The Heart Network continues working to expand the North Country’s network of support for tobacco cessation. Nine people from five North Country organizations were trained in May to provide tobacco cessation education in their settings. These newly trained individuals will be invited to join an existing network of Certified Tobacco Treatment Specialists (health professionals trained to provide intensive one-on-one counseling to individuals actively attempting to quit), and will add a new layer of support for tobacco cessation in the community by helping to facilitate activities designed to motivate tobacco users to think more often about quitting.
Two people being trained (Tammy Langley and Julie Walters) work at the Plattsburgh Housing Authority (PHA). Elise Rock, a registered nurse and Certified Tobacco Treatment Specialist (CTTS) with the CVPH Medical Home Care Management Team, is part of the team already working with PHA to support development of their program. “I think this is going to be great,” Rock said. “Hopefully their program will get residents thinking more about quitting.

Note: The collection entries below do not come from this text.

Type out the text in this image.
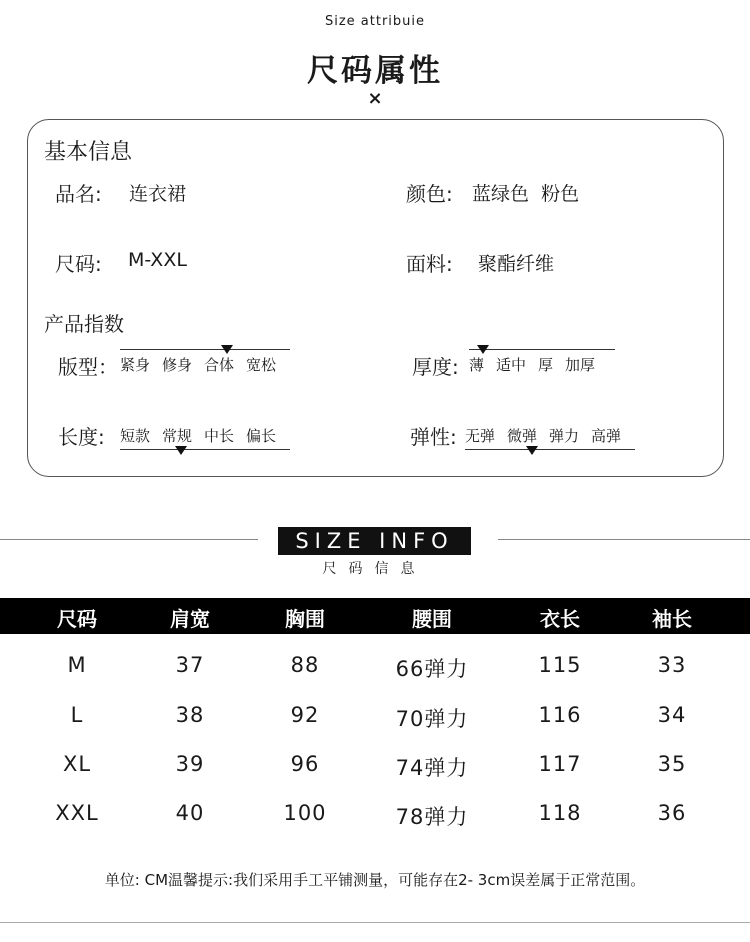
Size attribuie
尺码属性
×
基本信息
品名: 连衣裙	颜色: 蓝绿色  粉色
尺码: M-XXL	面料: 聚酯纤维
产品指数
版型： 紧身 修身 合体 宽松	厚度: 薄 适中 厚 加厚
长度: 短款 常规 中长 偏长	弹性: 无弹 微弹 弹力 高弹
SIZE INFO
尺码信息
尺码	肩宽	胸围	腰围	衣长	袖长
M	37	88	66弹力	115	33
L	38	92	70弹力	116	34
XL	39	96	74弹力	117	35
XXL	40	100	78弹力	118	36
单位: CM温馨提示:我们采用手工平铺测量，可能存在2- 3cm误差属于正常范围。
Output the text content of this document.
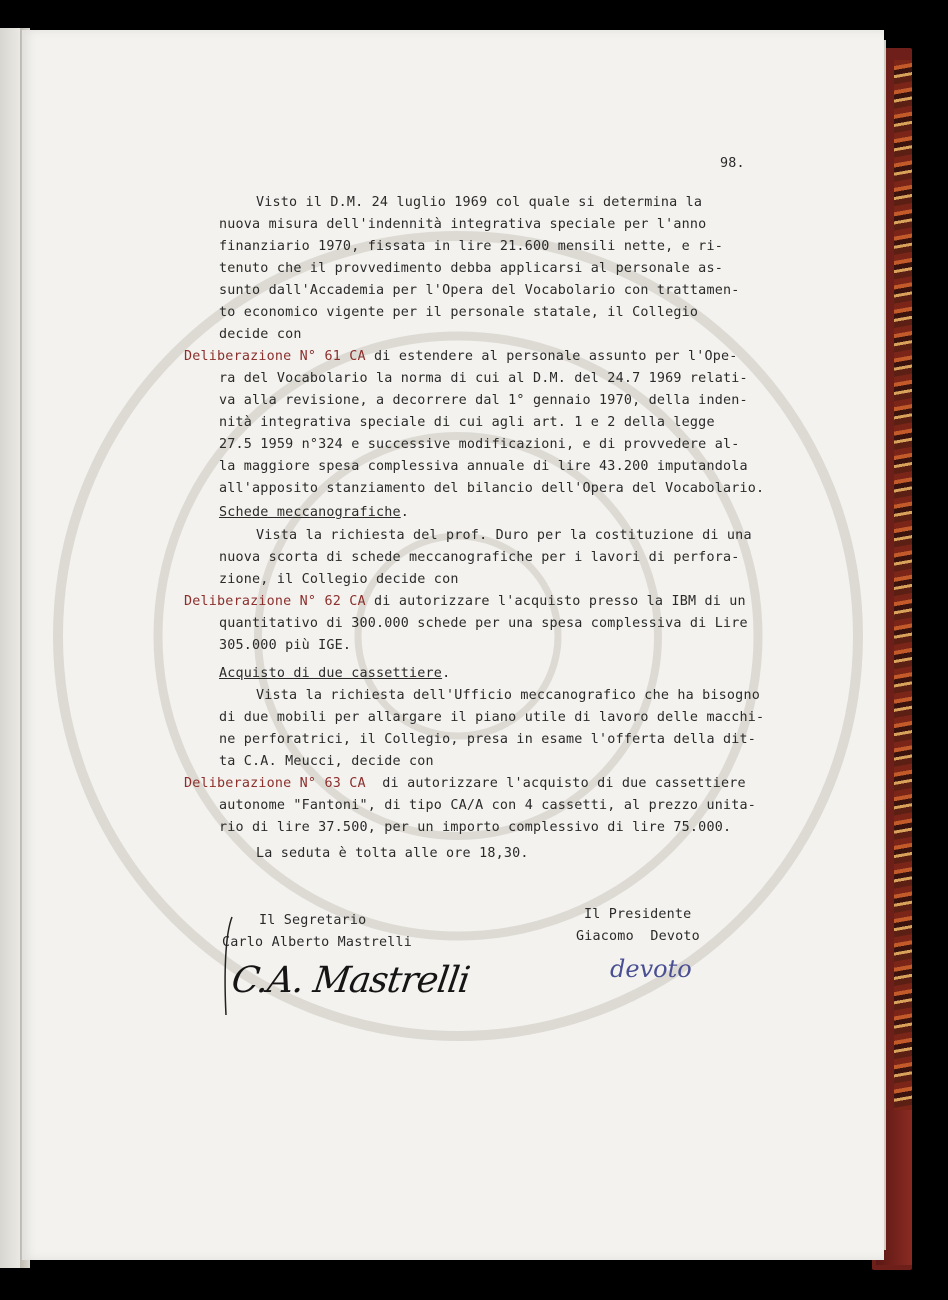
98.
Visto il D.M. 24 luglio 1969 col quale si determina la
nuova misura dell'indennità integrativa speciale per l'anno
finanziario 1970, fissata in lire 21.600 mensili nette, e ri-
tenuto che il provvedimento debba applicarsi al personale as-
sunto dall'Accademia per l'Opera del Vocabolario con trattamen-
to economico vigente per il personale statale, il Collegio
decide con
Deliberazione N° 61 CA di estendere al personale assunto per l'Ope-
ra del Vocabolario la norma di cui al D.M. del 24.7 1969 relati-
va alla revisione, a decorrere dal 1° gennaio 1970, della inden-
nità integrativa speciale di cui agli art. 1 e 2 della legge
27.5 1959 n°324 e successive modificazioni, e di provvedere al-
la maggiore spesa complessiva annuale di lire 43.200 imputandola
all'apposito stanziamento del bilancio dell'Opera del Vocabolario.
Schede meccanografiche.
Vista la richiesta del prof. Duro per la costituzione di una
nuova scorta di schede meccanografiche per i lavori di perfora-
zione, il Collegio decide con
Deliberazione N° 62 CA di autorizzare l'acquisto presso la IBM di un
quantitativo di 300.000 schede per una spesa complessiva di Lire
305.000 più IGE.
Acquisto di due cassettiere.
Vista la richiesta dell'Ufficio meccanografico che ha bisogno
di due mobili per allargare il piano utile di lavoro delle macchi-
ne perforatrici, il Collegio, presa in esame l'offerta della dit-
ta C.A. Meucci, decide con
Deliberazione N° 63 CA  di autorizzare l'acquisto di due cassettiere
autonome "Fantoni", di tipo CA/A con 4 cassetti, al prezzo unita-
rio di lire 37.500, per un importo complessivo di lire 75.000.
La seduta è tolta alle ore 18,30.
Il Segretario
Carlo Alberto Mastrelli
Il Presidente
Giacomo  Devoto
C.A. Mastrelli	devoto
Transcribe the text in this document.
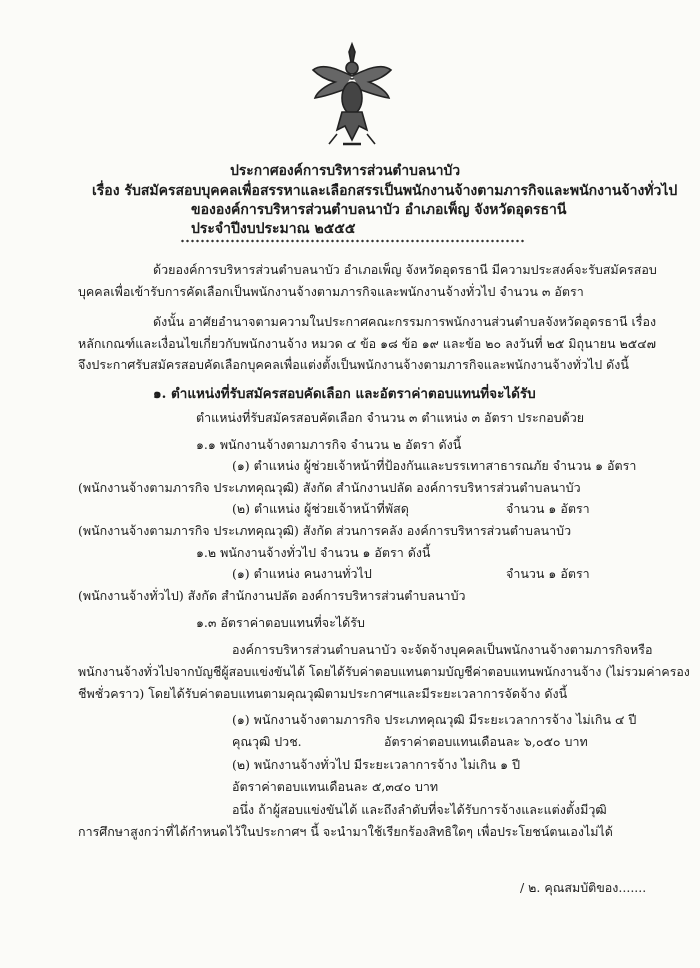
ประกาศองค์การบริหารส่วนตำบลนาบัว
เรื่อง รับสมัครสอบบุคคลเพื่อสรรหาและเลือกสรรเป็นพนักงานจ้างตามภารกิจและพนักงานจ้างทั่วไป
ขององค์การบริหารส่วนตำบลนาบัว อำเภอเพ็ญ จังหวัดอุดรธานี
ประจำปีงบประมาณ ๒๕๕๕
ด้วยองค์การบริหารส่วนตำบลนาบัว อำเภอเพ็ญ จังหวัดอุดรธานี มีความประสงค์จะรับสมัครสอบ
บุคคลเพื่อเข้ารับการคัดเลือกเป็นพนักงานจ้างตามภารกิจและพนักงานจ้างทั่วไป จำนวน ๓ อัตรา
ดังนั้น อาศัยอำนาจตามความในประกาศคณะกรรมการพนักงานส่วนตำบลจังหวัดอุดรธานี เรื่อง
หลักเกณฑ์และเงื่อนไขเกี่ยวกับพนักงานจ้าง หมวด ๔ ข้อ ๑๘ ข้อ ๑๙ และข้อ ๒๐ ลงวันที่ ๒๕ มิถุนายน ๒๕๔๗
จึงประกาศรับสมัครสอบคัดเลือกบุคคลเพื่อแต่งตั้งเป็นพนักงานจ้างตามภารกิจและพนักงานจ้างทั่วไป ดังนี้
๑. ตำแหน่งที่รับสมัครสอบคัดเลือก และอัตราค่าตอบแทนที่จะได้รับ
ตำแหน่งที่รับสมัครสอบคัดเลือก จำนวน ๓ ตำแหน่ง ๓ อัตรา ประกอบด้วย
๑.๑ พนักงานจ้างตามภารกิจ จำนวน ๒ อัตรา ดังนี้
(๑) ตำแหน่ง ผู้ช่วยเจ้าหน้าที่ป้องกันและบรรเทาสาธารณภัย จำนวน ๑ อัตรา
(พนักงานจ้างตามภารกิจ ประเภทคุณวุฒิ) สังกัด สำนักงานปลัด องค์การบริหารส่วนตำบลนาบัว
(๒) ตำแหน่ง ผู้ช่วยเจ้าหน้าที่พัสดุ	จำนวน ๑ อัตรา
(พนักงานจ้างตามภารกิจ ประเภทคุณวุฒิ) สังกัด ส่วนการคลัง องค์การบริหารส่วนตำบลนาบัว
๑.๒ พนักงานจ้างทั่วไป จำนวน ๑ อัตรา ดังนี้
(๑) ตำแหน่ง คนงานทั่วไป	จำนวน ๑ อัตรา
(พนักงานจ้างทั่วไป) สังกัด สำนักงานปลัด องค์การบริหารส่วนตำบลนาบัว
๑.๓ อัตราค่าตอบแทนที่จะได้รับ
องค์การบริหารส่วนตำบลนาบัว จะจัดจ้างบุคคลเป็นพนักงานจ้างตามภารกิจหรือ
พนักงานจ้างทั่วไปจากบัญชีผู้สอบแข่งขันได้ โดยได้รับค่าตอบแทนตามบัญชีค่าตอบแทนพนักงานจ้าง (ไม่รวมค่าครอง
ชีพชั่วคราว) โดยได้รับค่าตอบแทนตามคุณวุฒิตามประกาศฯและมีระยะเวลาการจัดจ้าง ดังนี้
(๑) พนักงานจ้างตามภารกิจ ประเภทคุณวุฒิ มีระยะเวลาการจ้าง ไม่เกิน ๔ ปี
คุณวุฒิ ปวช.	อัตราค่าตอบแทนเดือนละ ๖,๐๕๐ บาท
(๒) พนักงานจ้างทั่วไป มีระยะเวลาการจ้าง ไม่เกิน ๑ ปี
อัตราค่าตอบแทนเดือนละ ๕,๓๔๐ บาท
อนึ่ง ถ้าผู้สอบแข่งขันได้ และถึงลำดับที่จะได้รับการจ้างและแต่งตั้งมีวุฒิ
การศึกษาสูงกว่าที่ได้กำหนดไว้ในประกาศฯ นี้ จะนำมาใช้เรียกร้องสิทธิใดๆ เพื่อประโยชน์ตนเองไม่ได้
/ ๒. คุณสมบัติของ.......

When a resident decides they are ready to give it a try, I will be there to help coordinate with their provider to get needed medication and offer my one-on-one counseling support.”
Ann Morgan, the Heart Network’s Executive Director, added “the beautiful thing here is that residents trying to quit will not only have improved access to CTTS support. They’ll also have the support of Tammy, Julie and other residents at PHA who are actively working toward living tobacco-free. Having access to that network of social and environmental support makes it more likely they will quit for good.”
Tammy, Julie and others pictured here attended the Butt Stops Here training (hosted by Glens Falls Hospital) in Queensbury on May 12th. The Mental Health Association of Essex County and Community Connections in Malone are also having individuals trained to facilitate cessation education groups in their settings. Just like PHA, their organizations will be offered CTTS and Heart Network support as they develop their programs. The Heart Network’s support of this work is made possible with funds from Adirondack Health Institute.